The agency said it expects OS3 to save the government $65 million annually on administrative costs plus an additional $90 million in annual savings captured through lower prices.
One of the GSA’s goals under the Performance.gov site is to save $255 million by fiscal 2015 across all FSSI vehicles.
The President’s Management Advisory Board (PMAB) will hold its next meeting on April 25, where it likely will cover FSSI progress.
A broader cost-benefit analysis needed
But the negative impact the Federal Strategic Sourcing Initiative (FSSI) is having or could have on small firms has been central to the argument many are making for why this initiative isn’t good for the government no matter the cost savings.
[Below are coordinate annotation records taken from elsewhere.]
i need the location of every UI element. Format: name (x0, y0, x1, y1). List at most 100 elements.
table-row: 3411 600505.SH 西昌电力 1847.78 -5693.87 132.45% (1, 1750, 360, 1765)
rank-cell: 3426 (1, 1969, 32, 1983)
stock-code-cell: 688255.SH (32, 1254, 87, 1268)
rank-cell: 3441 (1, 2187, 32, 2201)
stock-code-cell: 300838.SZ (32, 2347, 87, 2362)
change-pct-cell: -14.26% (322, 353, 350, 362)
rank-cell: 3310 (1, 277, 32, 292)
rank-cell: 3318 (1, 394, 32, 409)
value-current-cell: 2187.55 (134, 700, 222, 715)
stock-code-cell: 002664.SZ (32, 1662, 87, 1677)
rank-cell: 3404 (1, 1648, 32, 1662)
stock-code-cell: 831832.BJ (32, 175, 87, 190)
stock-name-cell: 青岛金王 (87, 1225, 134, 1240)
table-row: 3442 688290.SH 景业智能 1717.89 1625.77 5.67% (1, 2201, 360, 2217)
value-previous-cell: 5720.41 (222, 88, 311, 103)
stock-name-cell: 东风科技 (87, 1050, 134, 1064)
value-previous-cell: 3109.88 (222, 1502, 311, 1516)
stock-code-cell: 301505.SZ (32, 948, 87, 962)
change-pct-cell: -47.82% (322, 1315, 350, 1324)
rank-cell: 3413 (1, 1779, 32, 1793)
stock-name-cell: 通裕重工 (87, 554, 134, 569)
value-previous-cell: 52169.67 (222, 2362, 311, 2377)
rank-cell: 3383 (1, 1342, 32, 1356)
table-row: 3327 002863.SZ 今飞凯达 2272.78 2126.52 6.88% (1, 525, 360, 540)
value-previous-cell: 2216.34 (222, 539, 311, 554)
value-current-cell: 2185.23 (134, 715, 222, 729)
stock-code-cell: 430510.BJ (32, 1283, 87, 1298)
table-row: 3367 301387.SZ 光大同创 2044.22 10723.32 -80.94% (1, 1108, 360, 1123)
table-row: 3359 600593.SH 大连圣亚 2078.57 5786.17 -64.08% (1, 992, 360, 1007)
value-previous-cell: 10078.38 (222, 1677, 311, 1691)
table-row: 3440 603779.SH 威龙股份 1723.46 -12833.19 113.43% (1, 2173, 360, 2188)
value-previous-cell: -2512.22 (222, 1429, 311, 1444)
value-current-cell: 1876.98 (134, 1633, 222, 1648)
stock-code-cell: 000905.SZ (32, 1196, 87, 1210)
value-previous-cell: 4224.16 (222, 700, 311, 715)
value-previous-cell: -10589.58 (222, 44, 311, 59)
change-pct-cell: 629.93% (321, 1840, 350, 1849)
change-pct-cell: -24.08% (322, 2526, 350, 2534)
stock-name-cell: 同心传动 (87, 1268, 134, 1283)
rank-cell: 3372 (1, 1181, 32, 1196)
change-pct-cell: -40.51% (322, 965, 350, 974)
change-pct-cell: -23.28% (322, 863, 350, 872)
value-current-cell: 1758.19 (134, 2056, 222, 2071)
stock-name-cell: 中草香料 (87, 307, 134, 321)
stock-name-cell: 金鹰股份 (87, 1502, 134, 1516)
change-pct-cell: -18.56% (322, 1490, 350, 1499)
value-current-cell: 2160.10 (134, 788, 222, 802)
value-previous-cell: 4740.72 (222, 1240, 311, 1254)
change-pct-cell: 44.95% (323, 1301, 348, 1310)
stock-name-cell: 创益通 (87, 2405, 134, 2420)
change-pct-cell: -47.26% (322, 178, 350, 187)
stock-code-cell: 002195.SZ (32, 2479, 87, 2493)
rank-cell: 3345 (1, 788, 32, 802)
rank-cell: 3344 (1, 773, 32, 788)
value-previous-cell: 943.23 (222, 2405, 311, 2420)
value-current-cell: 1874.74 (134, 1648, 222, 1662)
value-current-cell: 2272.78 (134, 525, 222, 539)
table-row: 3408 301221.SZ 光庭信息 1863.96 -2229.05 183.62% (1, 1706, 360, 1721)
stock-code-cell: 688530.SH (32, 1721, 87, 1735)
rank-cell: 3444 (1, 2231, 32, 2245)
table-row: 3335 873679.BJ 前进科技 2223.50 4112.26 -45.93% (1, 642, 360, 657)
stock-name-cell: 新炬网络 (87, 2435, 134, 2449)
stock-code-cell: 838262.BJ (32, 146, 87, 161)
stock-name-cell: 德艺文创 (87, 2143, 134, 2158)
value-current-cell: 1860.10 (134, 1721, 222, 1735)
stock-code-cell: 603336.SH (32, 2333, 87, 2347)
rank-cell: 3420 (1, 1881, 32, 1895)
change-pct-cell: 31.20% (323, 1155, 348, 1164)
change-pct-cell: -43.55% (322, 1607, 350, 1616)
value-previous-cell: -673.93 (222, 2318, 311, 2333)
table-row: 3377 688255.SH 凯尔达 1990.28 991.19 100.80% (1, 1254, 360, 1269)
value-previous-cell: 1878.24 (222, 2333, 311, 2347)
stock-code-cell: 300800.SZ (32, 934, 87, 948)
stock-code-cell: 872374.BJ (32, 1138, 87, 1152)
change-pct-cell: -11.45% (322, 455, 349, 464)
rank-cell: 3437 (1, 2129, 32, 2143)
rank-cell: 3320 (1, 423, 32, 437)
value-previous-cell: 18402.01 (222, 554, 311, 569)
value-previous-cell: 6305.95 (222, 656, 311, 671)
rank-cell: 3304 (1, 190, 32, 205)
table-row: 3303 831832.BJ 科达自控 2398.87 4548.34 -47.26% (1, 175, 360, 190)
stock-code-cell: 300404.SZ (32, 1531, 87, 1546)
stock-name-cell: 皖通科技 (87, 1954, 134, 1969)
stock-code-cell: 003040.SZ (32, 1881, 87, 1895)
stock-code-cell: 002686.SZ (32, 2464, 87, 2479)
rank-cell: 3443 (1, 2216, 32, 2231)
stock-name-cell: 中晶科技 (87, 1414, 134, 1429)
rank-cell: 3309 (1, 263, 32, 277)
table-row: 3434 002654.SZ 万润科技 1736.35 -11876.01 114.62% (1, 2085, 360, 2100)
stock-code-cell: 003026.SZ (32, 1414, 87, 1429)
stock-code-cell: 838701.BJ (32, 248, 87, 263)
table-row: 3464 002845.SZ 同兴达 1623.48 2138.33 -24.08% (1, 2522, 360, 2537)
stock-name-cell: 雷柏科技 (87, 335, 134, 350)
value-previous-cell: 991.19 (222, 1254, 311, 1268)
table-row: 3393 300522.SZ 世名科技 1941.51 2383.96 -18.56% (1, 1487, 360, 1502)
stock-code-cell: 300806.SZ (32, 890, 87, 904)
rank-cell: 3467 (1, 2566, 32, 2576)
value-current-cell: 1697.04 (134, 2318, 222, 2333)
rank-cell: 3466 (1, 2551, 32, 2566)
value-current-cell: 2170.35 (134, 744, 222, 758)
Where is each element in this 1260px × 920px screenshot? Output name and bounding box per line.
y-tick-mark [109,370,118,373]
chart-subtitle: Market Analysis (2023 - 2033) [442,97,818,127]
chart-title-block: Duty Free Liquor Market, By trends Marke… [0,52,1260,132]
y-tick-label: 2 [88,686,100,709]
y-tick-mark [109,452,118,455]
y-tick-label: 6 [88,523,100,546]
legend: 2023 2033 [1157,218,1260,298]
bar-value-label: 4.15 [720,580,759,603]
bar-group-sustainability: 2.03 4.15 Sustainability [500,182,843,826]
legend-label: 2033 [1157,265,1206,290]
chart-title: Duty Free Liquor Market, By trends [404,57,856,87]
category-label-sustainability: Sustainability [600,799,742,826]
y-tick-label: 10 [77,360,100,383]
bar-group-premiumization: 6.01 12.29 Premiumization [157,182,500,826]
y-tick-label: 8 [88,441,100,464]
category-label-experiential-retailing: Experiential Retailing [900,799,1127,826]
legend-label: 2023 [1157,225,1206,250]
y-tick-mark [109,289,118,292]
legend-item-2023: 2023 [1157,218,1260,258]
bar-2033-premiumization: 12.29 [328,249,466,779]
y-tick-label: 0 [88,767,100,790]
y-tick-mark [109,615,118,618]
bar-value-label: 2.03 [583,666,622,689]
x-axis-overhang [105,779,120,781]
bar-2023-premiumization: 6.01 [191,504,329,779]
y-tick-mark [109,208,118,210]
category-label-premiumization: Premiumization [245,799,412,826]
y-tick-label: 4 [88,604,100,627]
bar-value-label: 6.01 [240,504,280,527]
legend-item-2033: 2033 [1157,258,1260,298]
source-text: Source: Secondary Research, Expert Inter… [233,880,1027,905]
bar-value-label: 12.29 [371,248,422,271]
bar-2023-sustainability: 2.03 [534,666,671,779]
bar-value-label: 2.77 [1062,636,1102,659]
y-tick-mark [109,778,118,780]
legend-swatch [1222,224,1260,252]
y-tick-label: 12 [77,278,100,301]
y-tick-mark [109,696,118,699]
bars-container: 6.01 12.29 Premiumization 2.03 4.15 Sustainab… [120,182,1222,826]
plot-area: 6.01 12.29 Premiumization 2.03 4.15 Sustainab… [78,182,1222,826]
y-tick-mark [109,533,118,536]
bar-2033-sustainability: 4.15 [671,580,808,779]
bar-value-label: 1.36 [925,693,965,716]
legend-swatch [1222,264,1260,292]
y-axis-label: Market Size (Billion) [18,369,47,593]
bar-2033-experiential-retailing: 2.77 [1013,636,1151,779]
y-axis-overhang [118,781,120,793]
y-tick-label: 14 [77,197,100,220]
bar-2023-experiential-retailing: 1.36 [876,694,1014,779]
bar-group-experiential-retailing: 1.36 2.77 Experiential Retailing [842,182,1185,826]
“The SBA Letter effectively admitted that a cost-benefit analysis of the FSSI program was not performed to evaluate the impact on small business,” said Sam Bornstein, a professor of accounting and taxation at Kean University’s School of Business in Union, N.J., and a partner in Bornstein & Song, CPAs and Consultants, who has been one of the major critics of strategic sourcing over the last five years. “Bornstein & Song stresses that the most significant ‘cost’ is the economic and social cost of job loss. Not only will this ‘cost’ impact small businesses, as this will result from the FSSI displacement of small businesses, but even more important this ‘Cost’ will have a significant negative impact on the U.S. economy. Since Jobs are necessary for economic recovery, the damage caused by FSSI by the loss of jobs is most critical.”
Bornstein said neither GSA nor the Office of Management and Budget has performed a cost-benefit analysis which would have shown how damaging the FSSI has been for the initial FSSI for Schedule 75 office supplies.
Franco said should GAO uphold the protests, it would be “prudent” for GSA to conduct a more thorough analysis in the future.
“GSA and other agencies should ensure they fulfill the requirements of the Small Business Act in engaging in an analysis of the negative impact of a consolidated contract on small business concerns-or else this exact issue will continue to be raised in protests, and [SBA’s] memorandum will provide a good outline for those protestors,” he said.